AI infrastructure funding shifts toward specific enterprise workflows
AI infrastructure funding describes investment rounds backing technical platforms that supply core data, billing, security, and workflow capabilities other products depend on, instead of building standalone consumer applications or general-purpose models. In the latest wave, four startups together raised USD 109.5 million (approx. RM503.7 million) across payments infrastructure, AI billing, identity verification AI, and litigation-focused tools. Their products share a pattern: they target precise bottlenecks in how enterprises run and monetize AI, from payment routing to fraud checks and case analysis. Rather than chase headline-grabbing chatbots, investors are betting on infrastructure that quietly powers usage-based pricing, risk decisions, and complex legal processes. This signals a maturing market where value lies in dependable data layers, programmable workflows, and domain-specific automation that can slot into existing stacks and scale globally.
Primer turns unified payments infrastructure into an AI decision layer
Primer, a unified payments infrastructure startup, secured a USD 100 million (approx. RM460 million) Series C to build what it calls an AI-enabled operating layer for payments and finance. The company sits across the full payments lifecycle, from checkout to payout, capturing over 400 data points per transaction and handling more than 95% of customer payment volume on average. That unified, contextual dataset underpins Primer Companion, an AI agent evolving from an insights tool into one that can execute payment decisions autonomously within rules merchants define. According to Primer, processing billions of transactions annually for brands such as GetYourGuide and Dialpad shows how fragmented processors and acquirers limit reliable AI decisions. Its expansion plans include lifting US revenue from about one-fifth to more than one-third of the business, highlighting how payments infrastructure startups now compete on data completeness as much as on routing or uptime.

Flexprice builds an AI billing platform for usage-based monetization
Flexprice is positioning itself as an AI billing platform for companies whose pricing depends on tokens, API calls, GPU usage, and other real-time workloads. The startup raised USD 1.5 million (approx. RM6.9 million) in seed funding to grow its open-source billing infrastructure for AI-native and API-first enterprises. Its system already processes over 20 billion events per month and has seen 6x revenue growth in the last quarter, with event volumes increasing twentyfold over the past year. Flexprice argues that billing is the most error-sensitive layer of the AI stack, and that usage-based and outcome-based models now outpace flat subscriptions. The new capital will fund expansion into the US and Europe and support new finance products for metering, revenue recognition, and financial reporting workflows, showing how investors see billing infrastructure as a foundation for full revenue automation in the AI economy.
Didit and Crimson show demand for identity and litigation-native AI
Identity verification AI and legal infrastructure are also drawing investor interest. Didit raised an additional USD 6 million (approx. RM27.6 million) in seed funding, bringing its total to USD 7.5 million (approx. RM34.5 million), to expand programmable identity and fraud infrastructure. Its API-first tools connect to government data sources and use AI to analyze more than 200 signals, including document checks, biometric liveness, injection and deepfake detection, and behavioral patterns, serving over 1,500 customers across 220+ territories. In parallel, litigation-focused startup Crimson closed an oversubscribed USD 2.5 million (approx. RM11.5 million) seed round and opened a New York office.

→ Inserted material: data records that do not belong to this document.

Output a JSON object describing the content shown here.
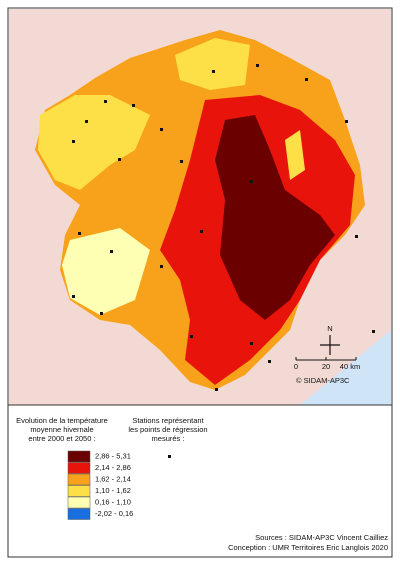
{
  "legend": {
    "title_lines": [
      "Evolution de la température",
      "moyenne hivernale",
      "entre 2000 et 2050  :"
    ],
    "classes": [
      {
        "label": "2,86 - 5,31",
        "color": "#6b0000"
      },
      {
        "label": "2,14 - 2,86",
        "color": "#e8140c"
      },
      {
        "label": "1,62 - 2,14",
        "color": "#f7a21a"
      },
      {
        "label": "1,10 - 1,62",
        "color": "#fde047"
      },
      {
        "label": "0,16 - 1,10",
        "color": "#ffffb4"
      },
      {
        "label": "-2,02 - 0,16",
        "color": "#1a6fe0"
      }
    ],
    "stations_lines": [
      "Stations représentant",
      "les points de régression",
      "mesurés :"
    ]
  },
  "map": {
    "north": "N",
    "scale_labels": [
      "0",
      "20",
      "40 km"
    ],
    "copyright": "© SIDAM-AP3C"
  },
  "footer": {
    "sources": "Sources : SIDAM-AP3C Vincent Cailliez",
    "conception": "Conception : UMR Territoires Eric Langlois  2020"
  }
}
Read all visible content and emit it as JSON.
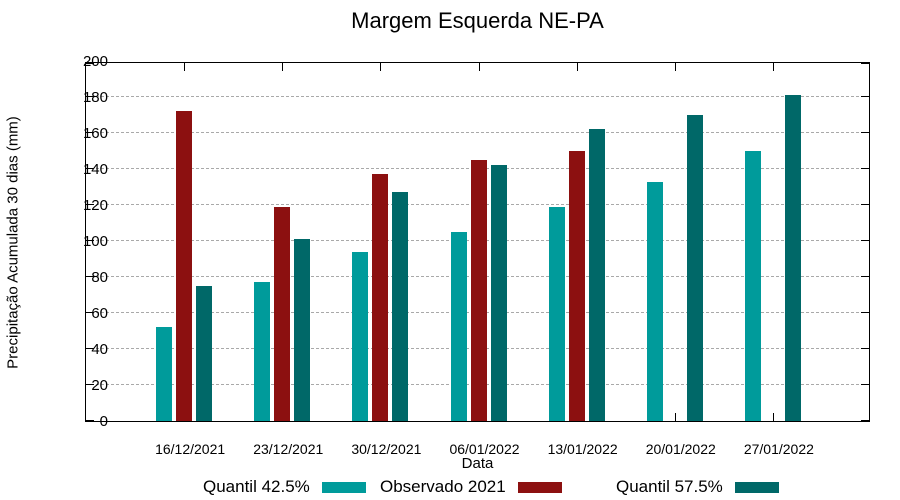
{
  "title": "Margem Esquerda NE-PA",
  "chart_data": {
    "type": "bar",
    "title": "Margem Esquerda NE-PA",
    "xlabel": "Data",
    "ylabel": "Precipitação Acumulada 30 dias (mm)",
    "ylim": [
      0,
      200
    ],
    "ytick_step": 20,
    "grid": "horizontal-dashed",
    "legend_position": "bottom",
    "categories": [
      "16/12/2021",
      "23/12/2021",
      "30/12/2021",
      "06/01/2022",
      "13/01/2022",
      "20/01/2022",
      "27/01/2022"
    ],
    "series": [
      {
        "name": "Quantil 42.5%",
        "color": "#009B9B",
        "values": [
          52,
          77,
          94,
          105,
          119,
          133,
          150
        ]
      },
      {
        "name": "Observado 2021",
        "color": "#8C1010",
        "values": [
          172,
          119,
          137,
          145,
          150,
          null,
          null
        ]
      },
      {
        "name": "Quantil 57.5%",
        "color": "#006868",
        "values": [
          75,
          101,
          127,
          142,
          162,
          170,
          181
        ]
      }
    ]
  },
  "colors": {
    "axis": "#000000",
    "grid": "#a9a9a9",
    "background": "#ffffff"
  }
}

Crimson’s platform ingests entire case files and structures people, events, arguments, and deadlines into a queryable layer, betting that complex disputes cannot be handled well by generic legal AI assistants. Together, these raises underline demand for enterprise AI tools tuned to high-risk, high-context domains.

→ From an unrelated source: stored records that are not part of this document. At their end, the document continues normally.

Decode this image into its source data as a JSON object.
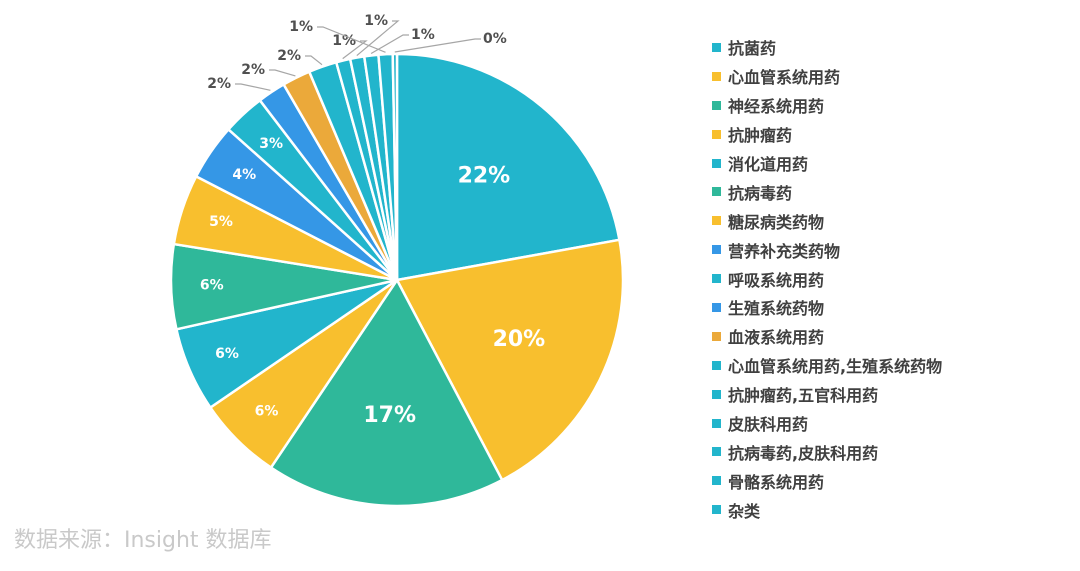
{
  "chart_data": {
    "type": "pie",
    "categories": [
      "抗菌药",
      "心血管系统用药",
      "神经系统用药",
      "抗肿瘤药",
      "消化道用药",
      "抗病毒药",
      "糖尿病类药物",
      "营养补充类药物",
      "呼吸系统用药",
      "生殖系统药物",
      "血液系统用药",
      "心血管系统用药,生殖系统药物",
      "抗肿瘤药,五官科用药",
      "皮肤科用药",
      "抗病毒药,皮肤科用药",
      "骨骼系统用药",
      "杂类"
    ],
    "values": [
      22,
      20,
      17,
      6,
      6,
      6,
      5,
      4,
      3,
      2,
      2,
      2,
      1,
      1,
      1,
      1,
      0.3
    ],
    "value_labels": [
      "22%",
      "20%",
      "17%",
      "6%",
      "6%",
      "6%",
      "5%",
      "4%",
      "3%",
      "2%",
      "2%",
      "2%",
      "1%",
      "1%",
      "1%",
      "1%",
      "0%"
    ],
    "colors": [
      "#22b5cc",
      "#f8bf2e",
      "#2fb89a",
      "#f8bf2e",
      "#22b5cc",
      "#2fb89a",
      "#f8bf2e",
      "#3597e6",
      "#22b5cc",
      "#3597e6",
      "#eba93a",
      "#22b5cc",
      "#22b5cc",
      "#22b5cc",
      "#22b5cc",
      "#22b5cc",
      "#22b5cc"
    ],
    "start_angle_deg": 0,
    "direction": "clockwise",
    "inside_label_count": 9,
    "legend_position": "right"
  },
  "source_note": "数据来源：Insight 数据库"
}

Why investors prefer domain-specific AI infrastructure over general models
Across these deals, a clear pattern emerges: investors now prioritize AI infrastructure that embeds into specific enterprise workflows instead of funding broad, general-purpose models. Primer’s focus on complete payments data, Flexprice’s event-level billing, Didit’s programmable identity stack, and Crimson’s litigation-native case layer all reflect this shift. Each company builds a high-fidelity data foundation and then layers AI decision-making on top, anchoring automation in concrete outcomes such as higher payment approval, cleaner revenue reporting, safer onboarding, or faster case strategy. This approach reduces the risk of AI making unreliable decisions on fragmented or shallow inputs. For enterprises, it means AI arrives not as a vague assistant, but as a set of reliable tools wired directly into payments, billing, identity verification, and legal workflows—an architecture that is likely to define the next phase of AI infrastructure funding.